German politician (born 1984)

David Joachim Wilfried Maaß (born 31 December 1984) is a German politician of the Social Democratic Party (SPD). Since 2022, he has been a member of the Landtag of Saarland.

== Life ==
Maaß graduated from the Gymnasium am Stadtgarten in Saarlouis in 2004 and subsequently performed community service at St. Michael's Hospital in Völklingen. He then studied law at the universities of Saarbrücken and Mainz, specializing in criminal justice and criminology. After passing his first state law examination (Diplom-Jurist), he embarked on a career in the police force in 2010. From 2018 to 2023, Maaß was the Saarland state chairman of the Gewerkschaft der Polizei Police Union.
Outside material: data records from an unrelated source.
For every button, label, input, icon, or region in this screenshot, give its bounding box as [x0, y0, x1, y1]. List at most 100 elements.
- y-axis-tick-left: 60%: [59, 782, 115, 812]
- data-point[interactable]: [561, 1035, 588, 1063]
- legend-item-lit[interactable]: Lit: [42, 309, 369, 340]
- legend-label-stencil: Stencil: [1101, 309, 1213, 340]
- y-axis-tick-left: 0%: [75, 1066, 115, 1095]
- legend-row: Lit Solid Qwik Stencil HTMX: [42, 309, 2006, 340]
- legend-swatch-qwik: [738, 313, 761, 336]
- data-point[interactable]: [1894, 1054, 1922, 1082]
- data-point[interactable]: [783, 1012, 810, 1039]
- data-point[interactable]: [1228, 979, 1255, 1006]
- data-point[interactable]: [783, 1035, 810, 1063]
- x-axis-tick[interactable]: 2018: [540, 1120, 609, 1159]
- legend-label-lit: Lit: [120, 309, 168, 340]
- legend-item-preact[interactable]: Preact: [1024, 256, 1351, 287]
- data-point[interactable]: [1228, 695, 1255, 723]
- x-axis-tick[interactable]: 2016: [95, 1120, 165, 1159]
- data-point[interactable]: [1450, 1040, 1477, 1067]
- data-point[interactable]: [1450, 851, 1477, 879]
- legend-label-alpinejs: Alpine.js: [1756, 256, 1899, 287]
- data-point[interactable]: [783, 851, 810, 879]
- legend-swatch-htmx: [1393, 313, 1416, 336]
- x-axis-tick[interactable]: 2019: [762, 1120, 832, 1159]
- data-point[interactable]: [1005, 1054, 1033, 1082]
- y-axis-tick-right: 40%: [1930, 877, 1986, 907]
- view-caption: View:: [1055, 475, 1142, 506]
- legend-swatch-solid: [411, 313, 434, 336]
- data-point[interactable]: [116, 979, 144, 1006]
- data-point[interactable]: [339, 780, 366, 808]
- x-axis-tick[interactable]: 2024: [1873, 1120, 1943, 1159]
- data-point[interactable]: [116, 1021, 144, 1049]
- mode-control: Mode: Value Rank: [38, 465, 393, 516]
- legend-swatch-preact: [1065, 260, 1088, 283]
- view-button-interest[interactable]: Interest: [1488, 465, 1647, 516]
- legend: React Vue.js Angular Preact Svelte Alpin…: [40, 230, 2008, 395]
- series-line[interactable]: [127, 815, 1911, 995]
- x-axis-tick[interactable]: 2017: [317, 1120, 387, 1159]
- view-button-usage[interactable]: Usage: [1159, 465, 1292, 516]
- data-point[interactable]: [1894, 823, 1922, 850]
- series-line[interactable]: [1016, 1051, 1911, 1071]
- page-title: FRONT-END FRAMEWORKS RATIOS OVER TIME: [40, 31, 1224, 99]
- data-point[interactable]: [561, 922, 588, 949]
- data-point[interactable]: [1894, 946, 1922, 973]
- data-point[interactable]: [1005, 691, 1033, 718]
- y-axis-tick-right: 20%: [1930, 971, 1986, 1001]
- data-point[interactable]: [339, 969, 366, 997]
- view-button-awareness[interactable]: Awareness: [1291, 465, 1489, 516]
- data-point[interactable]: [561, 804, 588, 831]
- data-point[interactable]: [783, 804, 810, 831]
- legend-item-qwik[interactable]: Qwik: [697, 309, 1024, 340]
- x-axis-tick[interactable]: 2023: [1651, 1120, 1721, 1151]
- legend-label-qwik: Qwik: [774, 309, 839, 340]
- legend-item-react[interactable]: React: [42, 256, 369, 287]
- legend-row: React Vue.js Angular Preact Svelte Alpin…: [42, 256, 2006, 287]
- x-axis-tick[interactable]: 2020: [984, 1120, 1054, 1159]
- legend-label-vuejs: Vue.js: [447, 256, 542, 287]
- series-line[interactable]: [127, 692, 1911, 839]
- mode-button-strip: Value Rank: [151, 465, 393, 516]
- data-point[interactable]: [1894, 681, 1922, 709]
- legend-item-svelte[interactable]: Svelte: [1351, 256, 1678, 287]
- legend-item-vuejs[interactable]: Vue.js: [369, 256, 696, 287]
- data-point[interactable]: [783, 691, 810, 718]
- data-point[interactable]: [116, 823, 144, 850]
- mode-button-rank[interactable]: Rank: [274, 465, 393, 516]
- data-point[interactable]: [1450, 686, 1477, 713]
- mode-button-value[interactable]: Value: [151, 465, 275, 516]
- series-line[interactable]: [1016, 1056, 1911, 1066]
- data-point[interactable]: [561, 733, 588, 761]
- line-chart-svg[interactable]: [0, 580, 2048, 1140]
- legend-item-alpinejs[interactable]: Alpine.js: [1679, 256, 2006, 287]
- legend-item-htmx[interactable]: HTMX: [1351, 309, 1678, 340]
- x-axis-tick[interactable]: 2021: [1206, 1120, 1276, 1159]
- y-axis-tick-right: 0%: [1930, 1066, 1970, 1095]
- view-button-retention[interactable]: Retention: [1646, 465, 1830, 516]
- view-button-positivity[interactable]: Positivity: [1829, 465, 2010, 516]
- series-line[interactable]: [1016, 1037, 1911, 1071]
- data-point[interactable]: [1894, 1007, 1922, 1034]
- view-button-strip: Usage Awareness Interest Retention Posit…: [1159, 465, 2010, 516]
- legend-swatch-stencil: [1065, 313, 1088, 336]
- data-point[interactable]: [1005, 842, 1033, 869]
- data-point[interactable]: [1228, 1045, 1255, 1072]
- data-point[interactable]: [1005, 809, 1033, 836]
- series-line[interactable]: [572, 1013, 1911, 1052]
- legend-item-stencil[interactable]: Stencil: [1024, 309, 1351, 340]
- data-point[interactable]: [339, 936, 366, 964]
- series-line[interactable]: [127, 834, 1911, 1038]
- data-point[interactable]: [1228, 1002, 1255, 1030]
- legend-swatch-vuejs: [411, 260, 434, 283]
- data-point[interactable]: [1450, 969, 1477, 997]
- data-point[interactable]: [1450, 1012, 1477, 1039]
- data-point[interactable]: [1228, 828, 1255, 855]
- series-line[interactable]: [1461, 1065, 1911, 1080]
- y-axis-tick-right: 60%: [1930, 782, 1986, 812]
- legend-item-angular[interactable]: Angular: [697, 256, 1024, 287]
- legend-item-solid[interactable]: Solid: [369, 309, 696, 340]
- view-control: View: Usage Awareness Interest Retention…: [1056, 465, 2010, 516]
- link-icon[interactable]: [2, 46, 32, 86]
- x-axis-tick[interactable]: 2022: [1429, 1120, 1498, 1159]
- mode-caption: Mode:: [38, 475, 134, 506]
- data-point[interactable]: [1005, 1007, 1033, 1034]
He resigned from the chairmanship due to his candidacy for mayor.

== Political career ==
Maaß is the chairman of the SPD municipal association in Schwalbach. In the 2022 Saarland state election, he was elected to the Landtag of Saarland via his party's state list. He is the spokesperson for sports policy and the fight against right-wing extremism. On 5 June 2023, he was nominated by the SPD as a candidate for the mayoral election in Schwalbach. He lost the runoff election with 42.7% of the votes cast to Markus Weber, an independent and CDU-supported candidate who received 57.3%.

In the 2025 German federal election, he was direct candidate in Saarlouis and came second. He was not elected on the state list.